|
Kalitenin
dozajı
Dünya
Kupası ve hemen ardından Lig. Bunun diğer bir açıklamasını
futbol gündemde ki yerini koruyor.
Lige
iyi başlamak ve devamını getirmek için,
takımlar da ki hummalı çalışma sürüyor. Yönetici,
başında bulunduğu ekibin daha iyi yerlerde görmek için
transfer çalışmalarını sürdürürken, içinde bulunduğu
yarışta oyuncularının eforunu en üst seviyeye çıkarmaya
çalışıyorlar.
Şimdi
herkesin tutuğu takımından farklı beklentileri var. En önemlisi
ise yolun sonunun da şampiyonluğu
kucaklamak. Brezilya karşısında Rüştü’yü, Çin
karşısında İlhan Mansız ve diğerlerini seyrederken,
herkes, kulüp taraftarlığını unutup, ülke çıkarları için
tek vücut oldu (belli çıkar peşinde koşanlar hariç). Şimdi
onlardan beklenen ise giydikleri formanın hakkını
vermeleri.
Acaba
diyoruz, tüm bu istekler nasıl neticelenecek. Her
beklentinin karşılığı alınabilecek mi? Hiç kuşku yok
ki bu soruların cevabı sahada aranacak. Oyuncular, sahada
sarf ettikleri performansla, emeklerinin karşılığını
alacaklar.
Yine
de işi sıkı tutanlarda yok değil. Ligde şampiyonluğa ulaşarak,
tarihi rekabetin öncülüğünü yapan takımlar, diğerlerine
göre biraz daha gözde. Tekrar yuvaya dönen Galatasaraylı
Fatih Terim, son
şampiyon takımın ve
Beşiktaş’ın yeni hocası Lucescu , kariyeri halen tartışılan
Fenerbahçeli Lorant ve şampiyonluğa hasret takımın
kurtuluş gözüyle bakılan Trabzonspor’un yeni ismi Samet
Aybaba.
Bir
futbol takımının başarısında sahada mücadele eden
oyuncu kadar kenar yönetimin katkısı büyük. Buna en bariz
örneğini Fenerbahçe, Mustafa
Denizli ile yaşadı. Kenar
yönetim, saha içindeki oyuna direk etki yapmaktadır. Oyunu
iyi yorumlayabilmek, gerekli müdahalelerin zamanlamayı iyi
tespit etmek, beklenen neticesini kolaylaştıracaktır.
Takımların
başında, yerli isimlerin bulunması ve çalıştırdıkları
ekipleri tanımaları, kalitenin en üst seviyeye çıkaracak.
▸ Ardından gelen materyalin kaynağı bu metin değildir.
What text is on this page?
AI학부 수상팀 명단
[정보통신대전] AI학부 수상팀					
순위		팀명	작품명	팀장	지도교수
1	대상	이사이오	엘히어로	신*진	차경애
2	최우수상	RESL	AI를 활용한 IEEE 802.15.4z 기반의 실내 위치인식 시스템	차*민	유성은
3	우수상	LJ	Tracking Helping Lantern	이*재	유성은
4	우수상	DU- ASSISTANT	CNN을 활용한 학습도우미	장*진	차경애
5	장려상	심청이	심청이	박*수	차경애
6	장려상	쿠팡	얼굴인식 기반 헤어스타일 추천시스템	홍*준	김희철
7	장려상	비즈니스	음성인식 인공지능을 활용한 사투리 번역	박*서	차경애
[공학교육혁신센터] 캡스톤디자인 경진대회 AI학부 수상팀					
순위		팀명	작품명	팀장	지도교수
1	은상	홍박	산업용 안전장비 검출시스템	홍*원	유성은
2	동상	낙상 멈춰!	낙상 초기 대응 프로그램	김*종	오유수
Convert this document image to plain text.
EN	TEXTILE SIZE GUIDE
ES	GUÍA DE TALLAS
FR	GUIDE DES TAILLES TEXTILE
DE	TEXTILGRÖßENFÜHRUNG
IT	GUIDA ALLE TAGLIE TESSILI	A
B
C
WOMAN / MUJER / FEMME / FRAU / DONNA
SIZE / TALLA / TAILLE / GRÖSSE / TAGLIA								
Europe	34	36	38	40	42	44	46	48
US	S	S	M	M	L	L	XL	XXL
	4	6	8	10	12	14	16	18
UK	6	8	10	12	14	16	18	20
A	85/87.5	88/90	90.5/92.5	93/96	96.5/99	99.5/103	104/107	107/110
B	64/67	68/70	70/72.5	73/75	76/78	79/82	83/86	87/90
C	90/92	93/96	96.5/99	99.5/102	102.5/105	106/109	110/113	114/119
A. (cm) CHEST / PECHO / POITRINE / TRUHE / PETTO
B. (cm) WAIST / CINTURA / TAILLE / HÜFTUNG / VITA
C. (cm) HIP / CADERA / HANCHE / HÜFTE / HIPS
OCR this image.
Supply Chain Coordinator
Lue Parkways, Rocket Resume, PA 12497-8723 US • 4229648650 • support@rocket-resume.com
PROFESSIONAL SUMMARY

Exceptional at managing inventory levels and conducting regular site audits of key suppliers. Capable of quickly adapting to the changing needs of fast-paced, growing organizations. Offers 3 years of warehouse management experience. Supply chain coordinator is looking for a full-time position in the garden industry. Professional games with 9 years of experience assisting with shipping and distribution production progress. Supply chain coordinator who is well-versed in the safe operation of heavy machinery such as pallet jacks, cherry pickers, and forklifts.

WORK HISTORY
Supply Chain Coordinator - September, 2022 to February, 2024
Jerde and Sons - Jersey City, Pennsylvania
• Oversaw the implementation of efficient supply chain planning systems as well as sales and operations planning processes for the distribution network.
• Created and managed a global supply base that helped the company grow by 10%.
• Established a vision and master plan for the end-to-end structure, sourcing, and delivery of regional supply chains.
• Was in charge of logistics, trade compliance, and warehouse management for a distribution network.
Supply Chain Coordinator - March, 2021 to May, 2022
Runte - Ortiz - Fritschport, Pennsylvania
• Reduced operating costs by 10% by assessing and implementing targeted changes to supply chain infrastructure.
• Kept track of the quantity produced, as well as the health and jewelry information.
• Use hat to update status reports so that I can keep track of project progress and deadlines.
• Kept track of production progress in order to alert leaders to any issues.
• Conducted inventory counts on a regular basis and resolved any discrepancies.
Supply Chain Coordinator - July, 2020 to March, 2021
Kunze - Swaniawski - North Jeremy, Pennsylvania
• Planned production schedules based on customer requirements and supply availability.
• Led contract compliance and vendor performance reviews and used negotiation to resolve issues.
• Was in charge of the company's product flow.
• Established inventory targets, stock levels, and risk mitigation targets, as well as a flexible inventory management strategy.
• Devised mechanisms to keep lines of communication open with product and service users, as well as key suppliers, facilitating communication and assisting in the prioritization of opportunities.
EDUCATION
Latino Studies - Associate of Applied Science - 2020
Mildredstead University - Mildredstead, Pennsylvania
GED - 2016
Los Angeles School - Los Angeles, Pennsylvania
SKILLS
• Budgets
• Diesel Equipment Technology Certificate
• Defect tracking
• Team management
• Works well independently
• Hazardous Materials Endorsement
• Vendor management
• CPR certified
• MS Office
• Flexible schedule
Peki saha içinde ki oyuncuların konumları ne durumda? Takımlar,
izledikleri transfer politikalarına baktığımızda,
Trabzonspor hariç, ‘eldeki mevcut yapıyı koru eksik
mevkilere gerekli takviyeyi yap’ şeklinde göze çarpıyor.
Bunun en büyük avantajı, uyum sorununun ortadan kalkması.
Önceki dönemlerde yaşanan ‘zamana ihtiyacımız var’
gibi mazeretleri geçersiz kılmaktadır.
Beşiktaş’ın
yeni transferleri Sergen, Zago, Cordoba, Tolga, Zafer, Kaan
Dobra, Serdar ve Göksel, Fenerbahçe’nin yeni gözdeleri
Ortega, Washington, İ. Güldüren, Cem Karaca, Tuncay ve
Volkan, Galatasaray’da Baliç, Ümit Davala, Sarr, Cihan,
Felipe, Pinto, Murat ile Müslim Can. Sanırım bu oyuncuları
kısmen de olsa tanımayan yok! Teknik özellikleri ve
formalarını giyecekler takımlarına katkılarına bakıldığında,
yetenekleri üst seviyede ki oyuncuların neler yapacağı
oynayacakları hazırlık maçlarında daha netlik kazanacak.
Bizlerde, sizler gibi futbolun
seyir zevkine ulaşmak için sabırsızlanıyoruz.